Polish mayor dies of stab wounds after attack

Killer, who police say wore press badge, burst onto podium at Gdansk charity event and launched himself at Pawel Adamowicz, who was known for opposition to far-right

Picture taken on May 5, 2016, shows the mayor of Gdansk Pawel Adamowicz giving a speech during a commemorative ceremony at the St Petri Dom cathedral in Bremen, northwestern Germany. (Carmen Jaspersen/dpa/AFP)
Picture taken on May 5, 2016, shows the mayor of Gdansk Pawel Adamowicz giving a speech during a commemorative ceremony at the St Petri Dom cathedral in Bremen, northwestern Germany. (Carmen Jaspersen/dpa/AFP)

The centrist mayor of the Polish port city of Gdansk died on Monday, a day after a man stabbed him in the heart in front of hundreds of people at a charity event.

“Despite all our efforts, we failed to save him,” said Doctor Tomasz Stefaniak, director of Gdansk University hospital, quoted by the Polish PAP news agency.

Anti-violence rallies are being planned nationwide after Sunday’s shock attack on Mayor Pawel Adamowicz, known for his liberal views and opposition to Poland’s governing right-wing Law and Justice (PiS) party.

The 53-year-old had been in a very critical condition after he suffered a serious wound to the heart and cuts to his diaphragm and abdominal organs, according to surgeons who operated on him for five hours.

Video footage showed the attacker, who police said was wearing a press badge, bursting on to the podium and launching himself at Adamowicz, who had been waving sparklers with others on stage as the fundraiser was winding down on Sunday evening.

After knifing the mayor several times, the man turned to the crowd with his arms raised triumphantly but was quickly tackled to the ground by security guards and arrested.

 

‘Atmosphere of aggression’

Paramedics resuscitated Adamowicz at the scene before rushing him to the hospital.

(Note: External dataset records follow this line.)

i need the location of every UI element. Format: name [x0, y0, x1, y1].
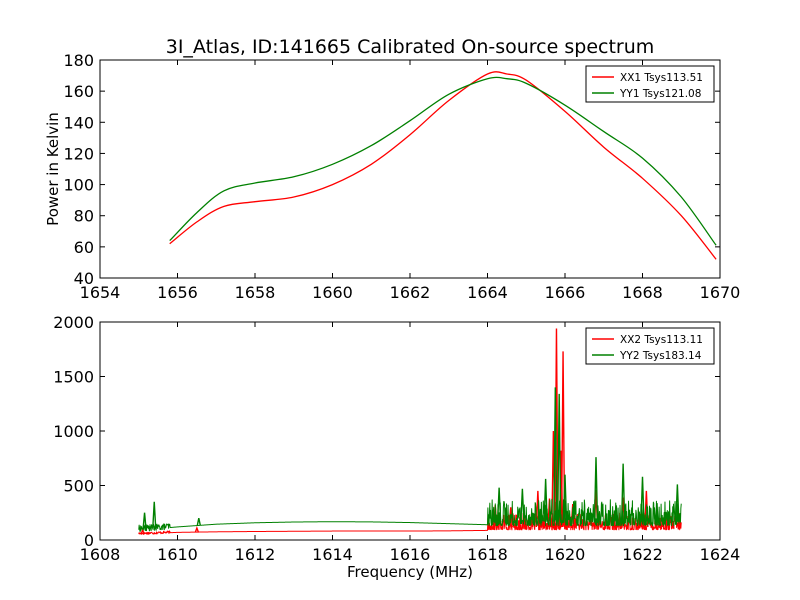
spectral-peak: [553, 387, 558, 522]
legend: XX2 Tsys113.11 YY2 Tsys183.14: [585, 327, 715, 365]
series-line: [138, 498, 682, 532]
x-tick-label: 1660: [312, 283, 353, 302]
plot-area: [138, 328, 682, 535]
y-tick-label: 1000: [53, 422, 94, 441]
spectral-peak: [562, 474, 568, 522]
spectral-peak: [560, 351, 566, 528]
x-tick-label: 1662: [390, 283, 431, 302]
legend-label: XX1 Tsys113.51: [620, 72, 703, 84]
spectral-peak: [593, 457, 599, 522]
x-tick-label: 1666: [545, 283, 586, 302]
x-tick-label: 1668: [622, 283, 663, 302]
y-tick-label: 160: [63, 82, 94, 101]
legend-label: XX2 Tsys113.11: [620, 334, 703, 346]
spectral-peak: [640, 476, 645, 522]
spectral-peak: [520, 488, 525, 522]
y-tick-label: 500: [63, 477, 94, 496]
y-tick-label: 140: [63, 113, 94, 132]
x-tick-label: 1614: [312, 545, 353, 564]
y-tick-label: 120: [63, 144, 94, 163]
y-tick-label: 0: [84, 531, 94, 550]
series-yy2: [138, 387, 682, 532]
y-tick-label: 80: [74, 207, 94, 226]
spectral-peak: [152, 501, 157, 529]
x-tick-label: 1620: [545, 545, 586, 564]
spectral-peak: [142, 512, 147, 530]
y-tick-label: 40: [74, 269, 94, 288]
x-tick-label: 1618: [467, 545, 508, 564]
x-tick-label: 1608: [80, 545, 121, 564]
y-axis-label: Power in Kelvin: [44, 112, 62, 226]
legend-label: YY2 Tsys183.14: [619, 350, 702, 362]
spectral-peak: [194, 525, 200, 533]
top-axes: 1654 1656 1658 1660 1662 1664 1666 1668 1670 40 60…: [44, 51, 740, 302]
y-tick-label: 2000: [53, 313, 94, 332]
bottom-axes: 1608 1610 1612 1614 1616 1618 1620 1622 1624 0 500…: [53, 313, 740, 581]
series-yy1: [169, 76, 717, 246]
legend-label: YY1 Tsys121.08: [619, 88, 701, 100]
y-tick-label: 100: [63, 176, 94, 195]
y-tick-label: 180: [63, 51, 94, 70]
legend: XX1 Tsys113.51 YY1 Tsys121.08: [585, 65, 715, 103]
chart-title: 3I_Atlas, ID:141665 Calibrated On-source…: [166, 36, 655, 58]
plot-area: [169, 71, 717, 260]
spectral-peak: [140, 528, 145, 535]
x-tick-label: 1610: [157, 545, 198, 564]
x-tick-label: 1622: [622, 545, 663, 564]
x-tick-label: 1612: [235, 545, 276, 564]
x-tick-label: 1656: [157, 283, 198, 302]
spectral-peak: [620, 463, 626, 522]
x-tick-label: 1664: [467, 283, 508, 302]
spectral-peak: [496, 487, 502, 522]
series-xx1: [169, 71, 717, 260]
spectral-peak: [675, 484, 680, 522]
x-tick-label: 1624: [700, 545, 741, 564]
x-tick-label: 1658: [235, 283, 276, 302]
spectral-peak: [543, 478, 548, 522]
series-line: [169, 76, 717, 246]
legend-box: [585, 65, 715, 103]
x-tick-label: 1654: [80, 283, 121, 302]
x-tick-label: 1670: [700, 283, 741, 302]
legend-box: [585, 327, 715, 365]
y-tick-label: 60: [74, 238, 94, 257]
y-tick-label: 1500: [53, 368, 94, 387]
spectral-peak: [556, 393, 562, 522]
x-tick-label: 1616: [390, 545, 431, 564]
x-axis-label: Frequency (MHz): [347, 563, 473, 581]
series-line: [169, 71, 717, 260]
spectral-peak: [196, 518, 201, 526]
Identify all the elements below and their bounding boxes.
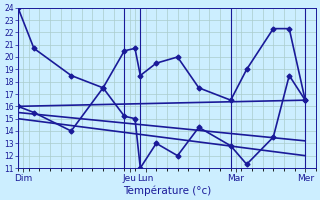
X-axis label: Température (°c): Température (°c) bbox=[123, 185, 211, 196]
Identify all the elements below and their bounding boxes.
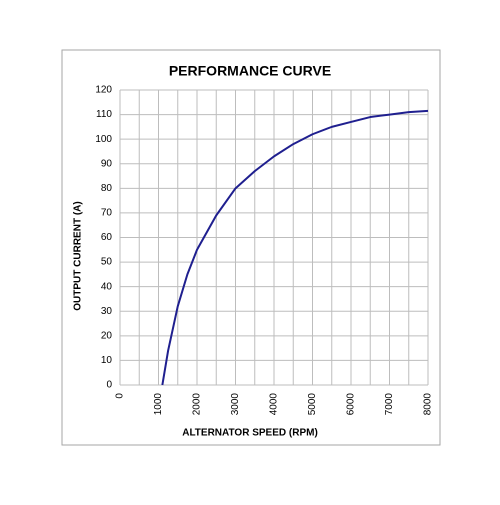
y-tick-label: 70 [101,208,113,219]
y-tick-label: 120 [95,85,112,96]
y-tick-label: 10 [101,355,113,366]
x-tick-label: 4000 [269,393,280,416]
x-tick-label: 1000 [153,393,164,416]
x-tick-label: 3000 [230,393,241,416]
x-tick-label: 7000 [384,393,395,416]
y-tick-label: 0 [106,380,112,391]
y-tick-label: 30 [101,306,113,317]
x-tick-label: 2000 [192,393,203,416]
x-tick-label: 5000 [307,393,318,416]
data-line [161,109,429,386]
y-tick-label: 40 [101,281,113,292]
chart-title: PERFORMANCE CURVE [169,63,331,79]
y-tick-label: 80 [101,183,113,194]
x-tick-label: 0 [115,393,126,399]
y-tick-label: 90 [101,158,113,169]
y-axis-label: OUTPUT CURRENT (A) [73,201,84,310]
y-tick-label: 60 [101,232,113,243]
x-tick-label: 6000 [346,393,357,416]
y-tick-label: 20 [101,330,113,341]
x-axis-label: ALTERNATOR SPEED (RPM) [182,428,318,439]
x-tick-label: 8000 [423,393,434,416]
y-tick-label: 50 [101,257,113,268]
y-tick-label: 110 [96,109,112,120]
y-tick-label: 100 [95,134,112,145]
chart-frame [61,49,441,446]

Gdansk residents flooded blood donation centers following news that Adamowicz had received 15 liters (32 pints) of blood and required more of the rare O Rh- type.

“There is an atmosphere of aggression in Poland,” a blood donor who identified himself only as Zygmunt told AFP, reflecting on the broader context of the attack.

A local police spokesman said the detained man was a 27-year-old who lived in Gdansk, a Baltic coast city with a population of around half a million that was the cradle of Poland’s anti-communist Solidarity movement in the 1980s.

In a video recording of the attack posted on YouTube, the suspect was seen seizing the microphone and claiming he had been wrongly jailed by the previous centrist government of the Civic Platform (PO) party and tortured.

“That’s why Adamowicz dies,” he said.

One witness told broadcaster TVN that the man appeared “happy with what he had done.”

A man holds a sharp object just after stabbing Gdansk Mayor Pawel Adamowicz, on Sunday Jan. 13, 2019. Adamowicz was taken to a hospital in very serious condition after the attack and underwent an operation.(AP Photo/Anna Rezulak)

Mayor for two decades

Adamowicz had been mayor of Gdansk for two decades and the opposition Civic Platform, the arch-rival of the governing PiS, had supported his re-election in 2018 municipal polls.

Since winning office in 2015, the PiS has systematically blamed PO politicians for an array of issues, ranging from VAT fraud to the 2010 crash of a Polish presidential jet in Russia that claimed the life of then president Lech Kaczynski, the identical twin brother of PiS leader Jaroslaw Kaczynski.

Sunday’s fundraising event was part of a popular annual nationwide drive to purchase medical equipment for children and featured a colorful stage set-up including lights, smoke and pyrotechnics.

‘Doubts about his sanity’

The suspect had previously been sentenced to more than five years in prison for four armed attacks on banks in Gdansk, justice officials said.

Prosecutors said the suspect would undergo a psychological assessment due to “doubts about his sanity.”

Police were investigating how the attacker had been able to breach security to reach the podium, local police spokeswoman Joanna Kowalik-Kosinska told reporters.

“We know that he used an identifier with the inscription ‘Press,'” she said. “Now we have to establish how it was obtained, was the accreditation in his name and was he really entitled to be there at that time?”

This type of attack is rare in Poland. A similar incident occurred in 2010 when an assailant gunned down an aide at a regional PiS office before stabbing another PiS employee, who survived.